El gigante francés Salins, líder del negocio salino en el sur de Europa, enfrenta tres polémicas simultáneas en Cataluña. El desmantelamiento de la fábrica de la histórica Sal Costa en el Puerto de Barcelona se encabalga con críticas por vender sal potencialmente peligrosa.
Y es que el discreto cierre de la factoría alimentaria, que ha desvelado Crónica Global en exclusiva, llega después de otra controversia: la comercialización de sal residual que produce ICL en la comarca del Bages como alimento comestible
Bromo
Por partes.

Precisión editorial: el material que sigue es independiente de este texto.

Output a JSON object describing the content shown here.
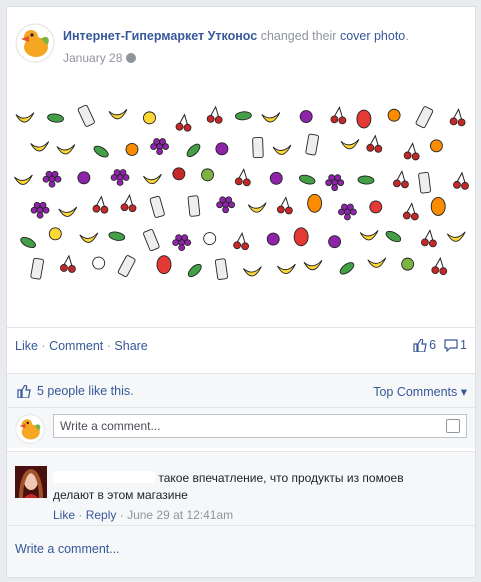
{
  "post": {
    "page_name": "Интернет-Гипермаркет Утконос",
    "action_text": "changed their",
    "action_link": "cover photo",
    "action_end": ".",
    "date": "January 28"
  },
  "actions": {
    "like": "Like",
    "comment": "Comment",
    "share": "Share",
    "sep": "·",
    "like_count": "6",
    "comment_count": "1"
  },
  "likes": {
    "text": "5 people like this.",
    "top_comments": "Top Comments ▾"
  },
  "comment_input": {
    "placeholder": "Write a comment..."
  },
  "comment": {
    "text": "такое впечатление, что продукты из помоев делают в этом магазине",
    "like": "Like",
    "reply": "Reply",
    "time": "· June 29 at 12:41am"
  },
  "bottom_write": "Write a comment...",
  "colors": {
    "link": "#365899",
    "muted": "#90949c",
    "bg": "#e9ebee"
  }
}
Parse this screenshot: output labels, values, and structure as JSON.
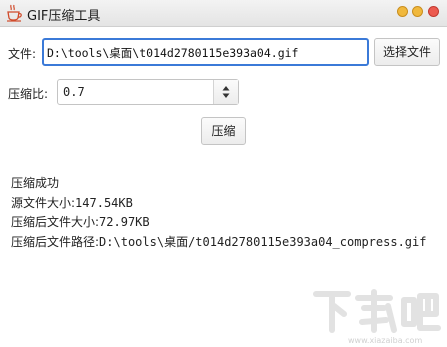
{
  "window": {
    "title": "GIF压缩工具",
    "app_icon": "coffee-cup-icon",
    "controls": [
      "minimize-icon",
      "maximize-icon",
      "close-icon"
    ],
    "colors": {
      "control_yellow": "#f0b83c",
      "control_red": "#ec5a4f",
      "focus_border": "#3b7ad8"
    }
  },
  "file": {
    "label": "文件:",
    "value": "D:\\tools\\桌面\\t014d2780115e393a04.gif",
    "choose_button": "选择文件"
  },
  "ratio": {
    "label": "压缩比:",
    "value": "0.7",
    "spinner_icon": "up-down-arrows-icon"
  },
  "compress_button": "压缩",
  "result": {
    "status": "压缩成功",
    "source_size_label": "源文件大小:",
    "source_size": "147.54KB",
    "compressed_size_label": "压缩后文件大小:",
    "compressed_size": "72.97KB",
    "compressed_path_label": "压缩后文件路径:",
    "compressed_path": "D:\\tools\\桌面/t014d2780115e393a04_compress.gif"
  },
  "watermark": {
    "logo_text": "下载吧",
    "url": "www.xiazaiba.com"
  }
}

Salins, dueña de Sal Costa desde 2016, saltó a los titulares por comercializar sal residual procedente de las instalaciones de ICL en el corazón de Cataluña, como detalló este medio en su día.
Según algunos estudios, el comestible contiene niveles de bromo superiores a los tolerados por el cuerpo humano. La empresa, a su vez, defiende que "cumple estrictamente la normativa vigente" en Europa y que los análisis químicos revelan que el condimento muestra los "parámetros habituales".
Piscinas
En paralelo, han existido críticas a otro producto que vende Salins en España, tanto en el mercado minorista como en el mayorista. Es la sal para piscinas, que puede afectar al cuerpo humano por sus elevados niveles de bromato.
De nuevo, se trata de un excedente de producción de las instalaciones de ICL en el Bages que Salins vende en las grandes superficies de material del hogar para tratar las láminas de agua domésticas.
Montaña de sal en las instalaciones de ICL en Súria (Barcelona)
En este caso, el producto puede llegar a presentar elevados niveles de bromato tras un proceso de oxidación, algo común en las piletas domésticas. La empresa, a su vez, vuelve a aducir que cumple la normativa y que la presencia del compuesto químico en su sal vacuum para piscinas se halla dentro de los niveles habituales.
Primera denuncia
La compañía niega que sus productos sean lesivos para la salud. Lo cierto es que ya se ha producido la primera denuncia en Francia. En este caso, a la Dirección General de Consumo francesa, que ha registrado la primera queja formal.
En España, la Agencia Española de Seguridad Alimentaria y Nutrición (Aesan) conoce esa alerta y ha elevado los casos a la Comisión Europea, por si fuera necesario endurecer la legislación sobre este compuesto químico.
Sal Costa, desmontada
Ahora, con esta controversia aún caliente, Salins ha tomado una decisión que provocará más debate: desmantelar la fábrica-sede de la centenaria Sal Costa en Cataluña y llevarse la actividad a otra comunidad autónoma.
El Puerto de Barcelona ha confirmado que no ha renovado la concesión —caducaba el pasado 30 de junio—, mientras que varias fuentes cercanas confirman el cierre de la factoría.
Con ello, el gigante francés pone fin a 100 años de arraigo de Sal Costa en la autonomía. A la espera de si mantiene la sede social en la región o se la lleva a otro territorio del país, la multinacional gala ha desarmado la fábrica-cuartel general donde se transformaba el condimento.
Todo ello, un año después de que la marca catalana, líder en su sector, soplara las 100 velas de su cumpleaños.